The Washington Post is going to give a parrrrty:
Five years ago, Rep. Paul Ryan stood on the House floor, assured of victory. “This is our defining moment,” he said.
On that day in 2011, the House’s new GOP majority approved Ryan’s budget plan — which, in defiance of all political instincts, called for cuts in a government program that voters knew and loved: Medicare. Ryan (R-Wis.), worried about debt, wanted eventually to turn the massive health-benefit program over to private insurers.
At the time, one particular Republican objected loudly and publicly. But he was nobody important — just the host of “The Celebrity Apprentice.”
“What he did is political suicide for the Republican Party,” Donald Trumpsaid in an interview recently dug up by Mother Jones.
Today, Ryan — now speaker — still has the House. But Trump, it appears, has the party.
You can feel the WaPo’s glowing: the Tea Party agenda, to pursue entitlement reform and balance the budget, is all but dead!
On Thursday, the two men will meet in Washington, striving for party unity after Ryan refused to endorse Trump’s presidential bid. When he arrives, Trump will have nearly clinched the GOP nomination by running squarely against Ryan’s vision of what Republicanism is.
That’s especially clear on the subject of “entitlement” programs such as Medicare. At the time of Ryan’s greatest strength, Trump is turning the party against the very change that Ryan sought power to achieve.
The saddest part is that they’re probably right. Earlier this week The Donald made clear on Fox Business that he has no intention of supporting Ryan’s agenda. “I’m leaving it the way it is,” he said about Medicare, adding: “I’m going to bring jobs back to the country. We’re going to make our country rich again.”

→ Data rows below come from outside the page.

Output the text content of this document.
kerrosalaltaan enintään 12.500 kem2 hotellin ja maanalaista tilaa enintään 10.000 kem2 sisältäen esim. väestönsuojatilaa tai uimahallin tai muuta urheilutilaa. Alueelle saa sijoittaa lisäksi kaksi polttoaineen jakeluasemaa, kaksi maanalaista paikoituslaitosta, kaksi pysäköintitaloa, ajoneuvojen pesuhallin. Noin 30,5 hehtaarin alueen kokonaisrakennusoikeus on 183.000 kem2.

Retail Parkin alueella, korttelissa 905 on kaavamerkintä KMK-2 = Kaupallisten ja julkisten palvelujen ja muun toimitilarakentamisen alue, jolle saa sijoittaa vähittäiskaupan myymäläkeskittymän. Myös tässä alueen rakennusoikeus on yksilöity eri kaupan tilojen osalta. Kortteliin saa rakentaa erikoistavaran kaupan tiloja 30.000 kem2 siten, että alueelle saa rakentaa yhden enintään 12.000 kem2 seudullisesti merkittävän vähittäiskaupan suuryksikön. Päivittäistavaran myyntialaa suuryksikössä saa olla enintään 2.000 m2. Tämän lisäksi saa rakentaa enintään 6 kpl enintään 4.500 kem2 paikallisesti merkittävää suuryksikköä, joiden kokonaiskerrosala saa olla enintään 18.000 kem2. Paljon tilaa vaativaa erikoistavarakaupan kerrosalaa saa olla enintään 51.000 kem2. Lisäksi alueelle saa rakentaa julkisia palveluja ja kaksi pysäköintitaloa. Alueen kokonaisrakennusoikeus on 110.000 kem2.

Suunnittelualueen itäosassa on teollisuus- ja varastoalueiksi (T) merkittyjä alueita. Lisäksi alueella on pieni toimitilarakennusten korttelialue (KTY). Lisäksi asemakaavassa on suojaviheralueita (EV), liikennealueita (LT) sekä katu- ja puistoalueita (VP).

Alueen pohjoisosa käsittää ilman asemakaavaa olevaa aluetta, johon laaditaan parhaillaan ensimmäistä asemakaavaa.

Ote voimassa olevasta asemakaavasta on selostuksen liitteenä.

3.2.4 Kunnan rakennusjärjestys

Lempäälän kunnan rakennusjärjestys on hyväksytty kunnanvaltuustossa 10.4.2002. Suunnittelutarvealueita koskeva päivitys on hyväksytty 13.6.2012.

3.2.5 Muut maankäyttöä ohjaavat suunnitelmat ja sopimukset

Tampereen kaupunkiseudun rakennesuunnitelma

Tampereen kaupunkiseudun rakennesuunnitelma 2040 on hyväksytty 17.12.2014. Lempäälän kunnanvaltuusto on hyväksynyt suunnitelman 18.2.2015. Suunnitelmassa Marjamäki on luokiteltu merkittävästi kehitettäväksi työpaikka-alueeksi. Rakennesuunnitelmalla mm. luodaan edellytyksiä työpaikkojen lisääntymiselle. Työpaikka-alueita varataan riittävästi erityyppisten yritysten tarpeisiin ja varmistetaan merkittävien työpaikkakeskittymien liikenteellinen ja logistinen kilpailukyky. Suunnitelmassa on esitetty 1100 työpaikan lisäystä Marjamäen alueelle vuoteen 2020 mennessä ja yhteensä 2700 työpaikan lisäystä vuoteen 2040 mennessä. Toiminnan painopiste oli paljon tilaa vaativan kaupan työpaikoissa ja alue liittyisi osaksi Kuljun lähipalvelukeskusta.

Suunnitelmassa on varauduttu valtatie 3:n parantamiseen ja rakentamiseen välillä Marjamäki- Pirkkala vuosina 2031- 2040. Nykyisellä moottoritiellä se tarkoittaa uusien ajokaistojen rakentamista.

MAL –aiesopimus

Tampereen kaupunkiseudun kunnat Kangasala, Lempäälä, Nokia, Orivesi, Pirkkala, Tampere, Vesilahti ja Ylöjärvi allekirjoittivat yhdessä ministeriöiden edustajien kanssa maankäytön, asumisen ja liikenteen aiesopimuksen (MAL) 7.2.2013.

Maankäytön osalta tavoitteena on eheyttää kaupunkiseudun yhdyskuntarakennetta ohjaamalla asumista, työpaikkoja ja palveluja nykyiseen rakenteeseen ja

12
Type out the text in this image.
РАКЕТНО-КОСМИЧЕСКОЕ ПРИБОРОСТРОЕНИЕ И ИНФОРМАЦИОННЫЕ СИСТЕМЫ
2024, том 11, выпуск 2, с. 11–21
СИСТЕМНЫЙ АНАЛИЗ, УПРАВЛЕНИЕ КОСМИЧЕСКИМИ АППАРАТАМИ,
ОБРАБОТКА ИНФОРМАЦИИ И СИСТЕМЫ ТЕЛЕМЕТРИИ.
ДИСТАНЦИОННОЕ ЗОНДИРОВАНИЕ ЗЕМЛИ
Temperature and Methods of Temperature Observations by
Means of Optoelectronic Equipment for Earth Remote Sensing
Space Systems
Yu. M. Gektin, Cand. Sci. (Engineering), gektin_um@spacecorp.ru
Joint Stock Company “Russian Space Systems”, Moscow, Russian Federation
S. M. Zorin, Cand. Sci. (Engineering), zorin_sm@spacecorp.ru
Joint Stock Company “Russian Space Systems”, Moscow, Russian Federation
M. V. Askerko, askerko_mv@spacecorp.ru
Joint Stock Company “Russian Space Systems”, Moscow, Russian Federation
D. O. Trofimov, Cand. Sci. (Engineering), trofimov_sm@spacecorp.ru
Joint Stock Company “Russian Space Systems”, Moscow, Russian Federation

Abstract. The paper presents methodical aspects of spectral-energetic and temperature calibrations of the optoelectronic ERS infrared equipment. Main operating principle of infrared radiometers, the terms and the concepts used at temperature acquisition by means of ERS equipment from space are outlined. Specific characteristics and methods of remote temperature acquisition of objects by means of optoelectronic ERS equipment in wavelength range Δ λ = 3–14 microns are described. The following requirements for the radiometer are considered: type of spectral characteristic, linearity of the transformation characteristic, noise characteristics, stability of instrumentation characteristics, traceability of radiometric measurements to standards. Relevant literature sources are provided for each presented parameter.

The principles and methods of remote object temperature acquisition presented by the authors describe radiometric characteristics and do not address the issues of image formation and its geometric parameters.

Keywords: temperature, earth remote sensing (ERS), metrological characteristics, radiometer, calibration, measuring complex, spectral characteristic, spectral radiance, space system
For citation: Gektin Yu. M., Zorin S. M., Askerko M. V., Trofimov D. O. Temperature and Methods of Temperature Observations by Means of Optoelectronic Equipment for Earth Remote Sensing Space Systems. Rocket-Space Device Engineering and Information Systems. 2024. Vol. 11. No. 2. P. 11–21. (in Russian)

Just how he wants to make America “rich again” is anyone’s guess. As Ryan understands, Medicare alone is going to bankrupt the nation if it isn’t overhauled. That’s Ryan’s main goal in politics, but Trump wants to have nothing to do with it, even going so far as to call it political suicide. The Speaker knows that saving the country from bankruptcy is worth possibly harming his own career, but The Donald begs to differ. After all, to him everything is about him and his success, not about anyone else, not even about the country’s own wellbeing.
In fact, he feels so strongly about Medicare that it’s the one subject on which he hasn’t flip-flopped, which is saying a lot because Trump is Mr. Flip-flop.
“You can’t get rid of Medicare. It’d be a horrible thing to get rid of. It actually works,” Trump said in November. In a campaign where Trump has constantly changed his mind about what he believes, this is a subject where he’s remained constant. Trump agrees with Democratic candidates Hillary Clinton and Bernie Sanders: No cuts to Medicare.
Paul Ryan may not be the most popular Republican in the country, but what’s far more important than popularity is that he’s right about this. Medicare will bankrupt the nation if it isn’t reformed — fast. Trump may not care about that, assuming the roof of the house will come crashing down when he’s no longer in it, but Paul Ryan clearly does. Yes, even if that means he’ll face criticism and even downright hostility because of it.
But isn’t that what being a real leader is all about?